Host-based Intrusion Detection
Even after applying best practices and creating an organizational mindset around security, you can you can only really know what’s happening if issues are identified at the point at which data is collected. That requires an agent to be operating in workloads or containers, so insights can be discovered at the host-based level rather than the network level.
Lacework’s host-based intrusion detection system (IDS) uses anomaly detection algorithms and machine learning to analyze every application and user behavior inside a workload.
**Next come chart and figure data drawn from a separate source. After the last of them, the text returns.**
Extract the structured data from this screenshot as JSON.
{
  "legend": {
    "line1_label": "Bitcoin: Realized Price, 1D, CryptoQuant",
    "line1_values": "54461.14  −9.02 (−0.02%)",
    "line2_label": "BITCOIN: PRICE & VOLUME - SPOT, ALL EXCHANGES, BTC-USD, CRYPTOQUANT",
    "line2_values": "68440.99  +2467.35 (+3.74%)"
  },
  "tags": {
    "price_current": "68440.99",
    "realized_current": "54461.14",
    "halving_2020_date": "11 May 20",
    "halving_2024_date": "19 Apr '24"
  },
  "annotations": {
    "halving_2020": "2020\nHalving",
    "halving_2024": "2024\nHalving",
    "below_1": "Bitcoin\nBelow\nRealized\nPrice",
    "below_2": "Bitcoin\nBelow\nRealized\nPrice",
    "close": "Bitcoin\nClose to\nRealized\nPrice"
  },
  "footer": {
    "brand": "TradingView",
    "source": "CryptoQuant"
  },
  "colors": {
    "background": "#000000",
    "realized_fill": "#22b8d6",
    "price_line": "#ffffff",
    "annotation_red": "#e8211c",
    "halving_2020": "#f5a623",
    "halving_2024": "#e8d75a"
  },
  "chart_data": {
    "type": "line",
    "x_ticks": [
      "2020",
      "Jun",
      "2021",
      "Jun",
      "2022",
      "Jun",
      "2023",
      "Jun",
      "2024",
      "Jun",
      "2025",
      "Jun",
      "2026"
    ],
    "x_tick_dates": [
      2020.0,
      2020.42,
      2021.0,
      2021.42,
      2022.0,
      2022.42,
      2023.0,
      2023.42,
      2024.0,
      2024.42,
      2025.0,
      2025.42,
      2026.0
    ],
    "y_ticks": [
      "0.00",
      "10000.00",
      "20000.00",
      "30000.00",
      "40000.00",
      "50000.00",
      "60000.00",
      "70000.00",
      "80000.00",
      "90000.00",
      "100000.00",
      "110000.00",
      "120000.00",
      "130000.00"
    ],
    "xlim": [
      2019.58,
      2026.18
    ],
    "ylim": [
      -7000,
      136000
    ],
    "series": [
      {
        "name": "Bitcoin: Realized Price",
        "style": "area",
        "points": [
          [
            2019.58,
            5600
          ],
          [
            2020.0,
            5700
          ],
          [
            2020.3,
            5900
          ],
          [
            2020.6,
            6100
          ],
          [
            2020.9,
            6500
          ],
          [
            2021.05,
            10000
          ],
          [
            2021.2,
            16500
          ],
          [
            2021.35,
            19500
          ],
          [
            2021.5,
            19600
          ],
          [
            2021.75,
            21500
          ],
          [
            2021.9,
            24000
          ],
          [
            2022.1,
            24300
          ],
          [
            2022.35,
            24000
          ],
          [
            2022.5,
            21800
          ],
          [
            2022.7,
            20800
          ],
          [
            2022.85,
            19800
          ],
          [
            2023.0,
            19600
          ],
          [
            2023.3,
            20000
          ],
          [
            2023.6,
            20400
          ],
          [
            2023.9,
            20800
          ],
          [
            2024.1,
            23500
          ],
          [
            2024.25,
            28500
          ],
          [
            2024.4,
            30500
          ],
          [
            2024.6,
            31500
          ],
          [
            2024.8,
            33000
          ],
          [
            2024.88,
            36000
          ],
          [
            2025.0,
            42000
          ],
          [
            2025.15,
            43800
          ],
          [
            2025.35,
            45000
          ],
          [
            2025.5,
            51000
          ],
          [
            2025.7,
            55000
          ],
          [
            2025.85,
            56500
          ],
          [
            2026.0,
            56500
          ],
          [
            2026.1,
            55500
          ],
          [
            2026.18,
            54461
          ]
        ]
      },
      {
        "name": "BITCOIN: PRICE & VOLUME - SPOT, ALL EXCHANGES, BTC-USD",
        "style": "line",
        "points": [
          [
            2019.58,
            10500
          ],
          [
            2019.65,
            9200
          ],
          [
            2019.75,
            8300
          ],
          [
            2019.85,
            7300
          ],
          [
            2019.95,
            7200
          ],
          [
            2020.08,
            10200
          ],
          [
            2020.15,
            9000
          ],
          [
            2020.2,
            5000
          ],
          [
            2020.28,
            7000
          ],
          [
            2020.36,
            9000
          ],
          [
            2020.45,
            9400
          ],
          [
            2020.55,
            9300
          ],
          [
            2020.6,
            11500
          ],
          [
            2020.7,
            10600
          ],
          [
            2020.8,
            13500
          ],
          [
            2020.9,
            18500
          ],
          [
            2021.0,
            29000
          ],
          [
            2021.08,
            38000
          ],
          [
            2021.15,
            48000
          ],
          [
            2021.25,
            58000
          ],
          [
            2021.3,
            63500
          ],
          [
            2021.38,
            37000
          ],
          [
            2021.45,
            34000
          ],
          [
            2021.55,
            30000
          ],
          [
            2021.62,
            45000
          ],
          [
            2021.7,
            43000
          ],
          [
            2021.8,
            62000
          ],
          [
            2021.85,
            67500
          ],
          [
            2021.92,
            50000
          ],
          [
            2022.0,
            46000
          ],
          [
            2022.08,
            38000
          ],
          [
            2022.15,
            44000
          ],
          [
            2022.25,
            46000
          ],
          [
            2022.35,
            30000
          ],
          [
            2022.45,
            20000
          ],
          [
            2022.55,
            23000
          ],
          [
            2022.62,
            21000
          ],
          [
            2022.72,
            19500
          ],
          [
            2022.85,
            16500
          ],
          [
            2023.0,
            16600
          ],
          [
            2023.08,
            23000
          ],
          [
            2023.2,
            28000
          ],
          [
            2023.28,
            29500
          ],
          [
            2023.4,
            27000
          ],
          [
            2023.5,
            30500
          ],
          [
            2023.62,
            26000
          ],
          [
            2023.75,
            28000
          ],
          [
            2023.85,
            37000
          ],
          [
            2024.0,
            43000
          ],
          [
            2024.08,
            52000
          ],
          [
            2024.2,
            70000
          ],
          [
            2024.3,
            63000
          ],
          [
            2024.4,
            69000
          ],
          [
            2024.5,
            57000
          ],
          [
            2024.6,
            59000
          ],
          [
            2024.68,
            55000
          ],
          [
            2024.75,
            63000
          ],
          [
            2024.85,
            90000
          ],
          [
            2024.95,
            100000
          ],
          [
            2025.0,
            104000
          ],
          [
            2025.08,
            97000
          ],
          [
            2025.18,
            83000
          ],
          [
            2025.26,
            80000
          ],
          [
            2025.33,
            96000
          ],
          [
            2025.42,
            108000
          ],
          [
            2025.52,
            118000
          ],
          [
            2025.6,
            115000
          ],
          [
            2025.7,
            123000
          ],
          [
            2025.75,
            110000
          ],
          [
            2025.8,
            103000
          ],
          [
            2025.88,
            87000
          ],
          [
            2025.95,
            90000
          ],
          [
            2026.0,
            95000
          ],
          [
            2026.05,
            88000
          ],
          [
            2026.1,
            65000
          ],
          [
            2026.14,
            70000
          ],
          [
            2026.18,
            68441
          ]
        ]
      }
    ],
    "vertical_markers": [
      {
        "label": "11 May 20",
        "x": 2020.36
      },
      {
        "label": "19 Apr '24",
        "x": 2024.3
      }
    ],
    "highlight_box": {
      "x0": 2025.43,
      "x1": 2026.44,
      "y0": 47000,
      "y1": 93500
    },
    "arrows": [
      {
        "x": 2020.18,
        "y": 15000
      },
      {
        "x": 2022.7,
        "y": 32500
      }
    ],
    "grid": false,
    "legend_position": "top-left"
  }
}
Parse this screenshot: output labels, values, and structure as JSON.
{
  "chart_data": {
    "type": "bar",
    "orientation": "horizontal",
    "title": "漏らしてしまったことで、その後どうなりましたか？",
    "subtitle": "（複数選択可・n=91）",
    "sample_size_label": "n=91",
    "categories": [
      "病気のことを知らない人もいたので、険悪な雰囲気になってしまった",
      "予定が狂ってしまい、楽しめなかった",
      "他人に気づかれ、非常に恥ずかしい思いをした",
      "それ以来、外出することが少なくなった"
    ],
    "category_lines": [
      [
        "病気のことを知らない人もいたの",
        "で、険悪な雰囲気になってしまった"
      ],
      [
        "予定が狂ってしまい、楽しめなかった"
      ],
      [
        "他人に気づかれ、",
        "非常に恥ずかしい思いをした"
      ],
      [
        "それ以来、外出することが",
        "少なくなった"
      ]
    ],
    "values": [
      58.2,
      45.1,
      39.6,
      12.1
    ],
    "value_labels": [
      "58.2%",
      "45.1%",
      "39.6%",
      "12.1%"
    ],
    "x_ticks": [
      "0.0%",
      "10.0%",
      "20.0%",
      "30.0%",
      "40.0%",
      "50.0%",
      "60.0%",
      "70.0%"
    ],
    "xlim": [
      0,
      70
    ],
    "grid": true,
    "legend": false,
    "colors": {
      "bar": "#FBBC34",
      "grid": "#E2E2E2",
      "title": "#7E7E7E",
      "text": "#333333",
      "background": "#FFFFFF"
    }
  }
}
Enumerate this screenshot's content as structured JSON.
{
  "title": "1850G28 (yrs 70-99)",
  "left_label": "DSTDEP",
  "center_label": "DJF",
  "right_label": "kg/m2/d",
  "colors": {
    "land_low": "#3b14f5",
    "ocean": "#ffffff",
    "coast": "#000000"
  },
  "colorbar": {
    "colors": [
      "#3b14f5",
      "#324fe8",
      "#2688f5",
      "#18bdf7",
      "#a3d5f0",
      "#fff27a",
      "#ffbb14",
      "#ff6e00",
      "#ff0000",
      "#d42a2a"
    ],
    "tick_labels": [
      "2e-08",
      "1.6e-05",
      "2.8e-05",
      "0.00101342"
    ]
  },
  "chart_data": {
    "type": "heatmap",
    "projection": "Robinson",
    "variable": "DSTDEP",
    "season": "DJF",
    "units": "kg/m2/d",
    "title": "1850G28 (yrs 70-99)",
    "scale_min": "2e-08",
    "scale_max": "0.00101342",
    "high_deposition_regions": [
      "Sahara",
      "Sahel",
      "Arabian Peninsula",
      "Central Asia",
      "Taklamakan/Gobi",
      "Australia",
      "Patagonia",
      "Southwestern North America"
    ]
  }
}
The coverage includes all issues on SSH, parent hierarchy, user privilege change, process communication, machine communication, internal and external data transfers, and other cloud events.
Whether changes were intentional or the result of an attack, configuration changes open the cloud environment to potential bad actors and threats. Intrusion detection done at the host-level, like with Lacework, detects anomalies across all layers, leaving no hidden space at the application and data layer for bad actors to hide.
One of the key differentiators for Lacework’s approach is that events are analyzed against normalized behavior, which eliminates unending alerts and instead only surfaces those issues that are truly problematic. Lacework addresses issues with behavior baselining. Rather than looking at every machine, user, and application individually, our approach is to cluster these together based on historical behavior analysis, and alert when behavior is abnormal. The result is that, rather than being alerted multiple times for activities on multiple machines that all operate according to the same behaviors, we can alert you on the few issues that deviate from the norm.